For most of last year, President Dilma Rousseff put pressure on banks, telecommunications companies and power utilities to lower rates for consumers, sparking fears that she was imposing caps on financial returns in those sectors. Those worries should fade as economic growth gains momentum this year, bankers say.
As has been the rule for years, Brazil was the largest recipient of buyout investments in Latin America, accounting for 72 percent of the total invested and 62 percent of all the deals, LAVCA said. In 2011, about 50 percent of buyouts took place in that country, where 64 percent of the region’s capital commitments where invested.

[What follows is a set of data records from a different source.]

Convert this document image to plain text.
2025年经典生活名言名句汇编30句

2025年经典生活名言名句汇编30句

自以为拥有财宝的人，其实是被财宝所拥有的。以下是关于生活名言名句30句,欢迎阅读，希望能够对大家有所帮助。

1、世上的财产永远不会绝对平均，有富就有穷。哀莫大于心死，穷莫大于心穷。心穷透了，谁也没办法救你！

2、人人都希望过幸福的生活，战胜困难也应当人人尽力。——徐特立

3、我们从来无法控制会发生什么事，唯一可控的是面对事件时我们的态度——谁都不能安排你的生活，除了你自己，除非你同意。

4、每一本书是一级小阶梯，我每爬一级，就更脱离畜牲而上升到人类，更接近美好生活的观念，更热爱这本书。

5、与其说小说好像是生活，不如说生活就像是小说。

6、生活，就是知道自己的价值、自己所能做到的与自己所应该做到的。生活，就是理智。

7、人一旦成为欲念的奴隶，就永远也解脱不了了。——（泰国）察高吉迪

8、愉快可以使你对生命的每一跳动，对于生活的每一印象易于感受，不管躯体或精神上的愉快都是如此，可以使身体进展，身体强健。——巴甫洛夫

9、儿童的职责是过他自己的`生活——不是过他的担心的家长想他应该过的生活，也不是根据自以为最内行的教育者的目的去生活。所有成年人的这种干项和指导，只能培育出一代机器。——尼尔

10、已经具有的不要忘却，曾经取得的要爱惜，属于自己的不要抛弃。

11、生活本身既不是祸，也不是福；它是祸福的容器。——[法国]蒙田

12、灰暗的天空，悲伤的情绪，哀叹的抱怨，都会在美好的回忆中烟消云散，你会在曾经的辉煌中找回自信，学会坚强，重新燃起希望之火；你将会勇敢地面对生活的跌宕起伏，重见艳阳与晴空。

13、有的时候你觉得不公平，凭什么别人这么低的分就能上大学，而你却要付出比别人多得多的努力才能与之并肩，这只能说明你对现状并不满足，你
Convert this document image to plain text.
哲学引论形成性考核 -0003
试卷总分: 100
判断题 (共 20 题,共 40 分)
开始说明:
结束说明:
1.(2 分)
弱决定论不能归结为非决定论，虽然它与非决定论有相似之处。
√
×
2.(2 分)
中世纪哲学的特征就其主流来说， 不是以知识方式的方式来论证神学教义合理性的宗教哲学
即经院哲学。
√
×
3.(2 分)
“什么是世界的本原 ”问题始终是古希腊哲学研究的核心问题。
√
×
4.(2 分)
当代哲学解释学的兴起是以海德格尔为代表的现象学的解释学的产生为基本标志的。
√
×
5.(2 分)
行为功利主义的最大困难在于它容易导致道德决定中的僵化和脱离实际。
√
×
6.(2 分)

Takeovers of consumer-related companies represented 40 percent of total investments in the region last year, LAVCA said. Retail attracted $2.2 billion, with the rest coming from financial services, food and restaurant services, education and healthcare. Information technology deals measured in U.S. dollars more than doubled from 2011, LAVCA added.
According to Ambrose, feeble growth in Brazil has helped tame the value of potential takeover targets, which “has been good for private equity.” She pointed out that Mexico is increasingly luring funds, but there are not enough experienced players in the industry, as opposed to Brazil. In Mexico, the total number of deals was on par with 2011, but the amount of U.S. dollars committed rose 50 percent over 2011.
In recent years, jobs and wages across Latin America have surged, allowing millions of people to join the emerging middle class that is now buying everything from cars and homes to plane tickets and beauty-related products.
Last year, buyout and venture capital firms raised $5.6 billion in 42 transactions. Managers targeted fund sizes under $500 million, a welcome sign of diversification as more players enter the market, Ambrose added.
She said a notable development last year was an expansion of venture capital into IT companies in Brazil and other markets. Global and Latin American venture capital firms raised new funds, bought start-ups and sought exits with relative success.
“Valuation of start-ups has gone up a lot since many U.S. players started entering Brazil,” Ambrose said.
Mexico saw a significant increase in deals and the amount of capital committed. Companies in Latin America’s second-biggest economy completed 21 deals worth $456 million, an increase of 117 percent when compared with 2010, the group said.
Other regional markets saw increases in deals or the amount of capital invested, including Argentina, Colombia and Peru, the statement added.